Pelaporan dugaan tindak pidana percobaan pemerkosaan yang dialami korban memang telah diterima oleh petugas unit PPA Polda Aceh tanpa harus menunjukkan sertifikat vaksin ataupun surat keterangan tidak dapat divaksin. Akan tetapi petugas unit PPA Polda Aceh menolak menerbitkan Surat Tanda Bukti Lapor (STBL) dengan alasan identitas dan ciri-ciri terlapor tidak dapat diketahui dengan jelas.

YLBHI LBH Banda Aceh Mengecam Tindakan Polisi Yang Menolak Laporan Masyarakat Dengan Alasan Belum Divaksin

YLBHI-LBH Banda Aceh dengan ini mengecam keras tindakan petugas Polresta Banda Aceh yang menolak laporan masyarakat dengan alasan belum divaksin. Sepanjang penelurusan kami, tidak ada satupun peraturan perundang-undangan yang menjadikan sertifikat vaksin sebagai syarat untuk membuat laporan polisi. Sertifikat vaksin seharusnya tidak boleh dijadikan syarat agar masyarakat mendapatkan haknya untuk memperoleh akses terhadap keadilan (access to justice). Pemberlakuan syarat adanya sertifikat vaksin untuk membuat laporan polisi sangat bertentangan dengan hukum dan hak asasi manusia, khususnya hak untuk diakui sebagai pribadi dan persamaan di depan hukum.

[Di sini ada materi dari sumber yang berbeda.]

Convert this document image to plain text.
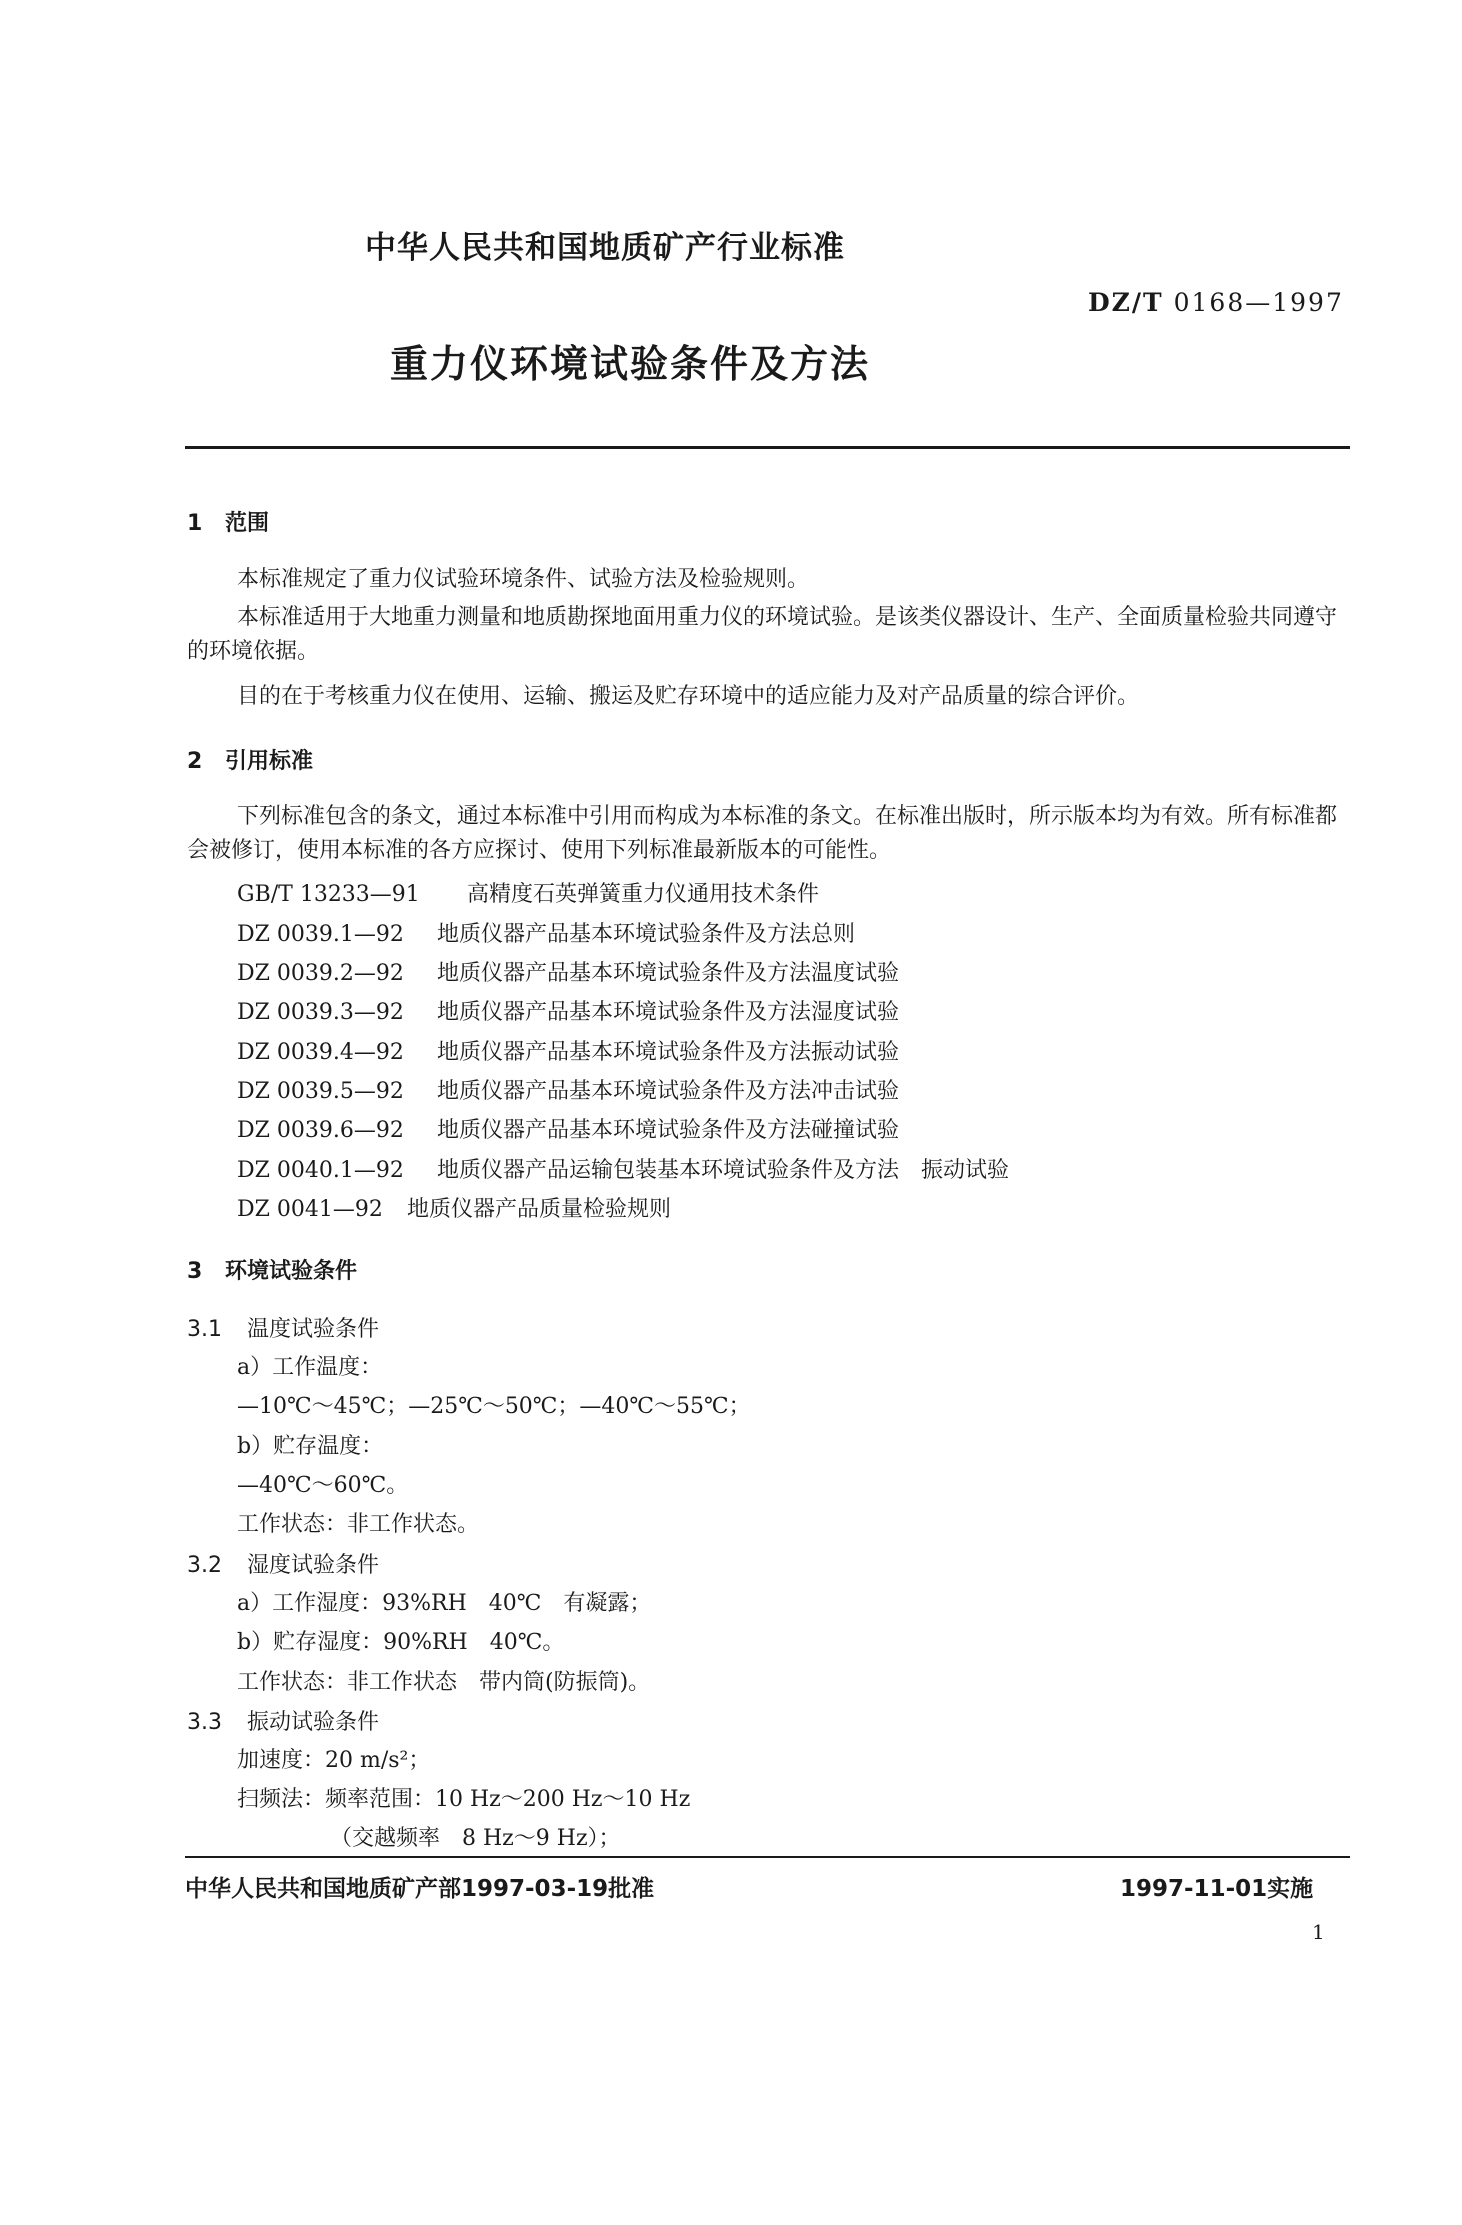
中华人民共和国地质矿产行业标准
DZ/T 0168—1997
重力仪环境试验条件及方法
1 范围
本标准规定了重力仪试验环境条件、试验方法及检验规则。
本标准适用于大地重力测量和地质勘探地面用重力仪的环境试验。是该类仪器设计、生产、全面质量检验共同遵守的环境依据。
目的在于考核重力仪在使用、运输、搬运及贮存环境中的适应能力及对产品质量的综合评价。
2 引用标准
下列标准包含的条文，通过本标准中引用而构成为本标准的条文。在标准出版时，所示版本均为有效。所有标准都会被修订，使用本标准的各方应探讨、使用下列标准最新版本的可能性。
GB/T 13233—91 高精度石英弹簧重力仪通用技术条件
DZ 0039.1—92 地质仪器产品基本环境试验条件及方法总则
DZ 0039.2—92 地质仪器产品基本环境试验条件及方法温度试验
DZ 0039.3—92 地质仪器产品基本环境试验条件及方法湿度试验
DZ 0039.4—92 地质仪器产品基本环境试验条件及方法振动试验
DZ 0039.5—92 地质仪器产品基本环境试验条件及方法冲击试验
DZ 0039.6—92 地质仪器产品基本环境试验条件及方法碰撞试验
DZ 0040.1—92 地质仪器产品运输包装基本环境试验条件及方法　振动试验
DZ 0041—92 地质仪器产品质量检验规则
3 环境试验条件
3.1 温度试验条件
a）工作温度：
—10℃～45℃；—25℃～50℃；—40℃～55℃；
b）贮存温度：
—40℃～60℃。
工作状态：非工作状态。
3.2 湿度试验条件
a）工作湿度：93%RH　40℃　有凝露；
b）贮存湿度：90%RH　40℃。
工作状态：非工作状态　带内筒(防振筒)。
3.3 振动试验条件
加速度：20 m/s²；
扫频法：频率范围：10 Hz～200 Hz～10 Hz
（交越频率　8 Hz～9 Hz）；
中华人民共和国地质矿产部1997-03-19批准	1997-11-01实施
1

Berdasarkan Pasal 4 Undang-Undang Nomor 39 Tahun 1999 tentang Hak Asasi Manusia (UU HAM), hak untuk diakui sebagai pribadi dan persamaan di depan hukum merupakan hak yang tidak dapat dikurangi dalam keadaan apapun dan oleh siapapu (non derogable rights), termasuk oleh kepolisian dalam keadaan pandemi seperti sekarang ini. Oleh karena itu, YLBHI-LBH Banda Aceh mendesak agar pihak kepolisian bekerja lebih profesional dan humanis, sehingga kejadian ini tidak terulang lagi di masa yang akan datang.

YLBHI-LBH Banda Aceh juga menyayangkan tindakan petugas Unit PPA Polda Aceh yang menolak menerbitkan STBL dengan alasan identitas dan ciri-ciri terlapor tidak diketahui dengan jelas. Hal tersebut sangat bertentangan dengan ketentuan Pasal 108 ayat (6) Kitab Undang-Undang Hukum Acara Pidana (KHAP) jo Pasal 3 ayat (4) Perkap Nomor 6 Tahun 2019 tentang Penyidikan Tindak Pidana, yang menentukan bahwa pelapor berhak menerima surat tanda bukti lapor model B dari pihak kepolisia setelah membuat laporan.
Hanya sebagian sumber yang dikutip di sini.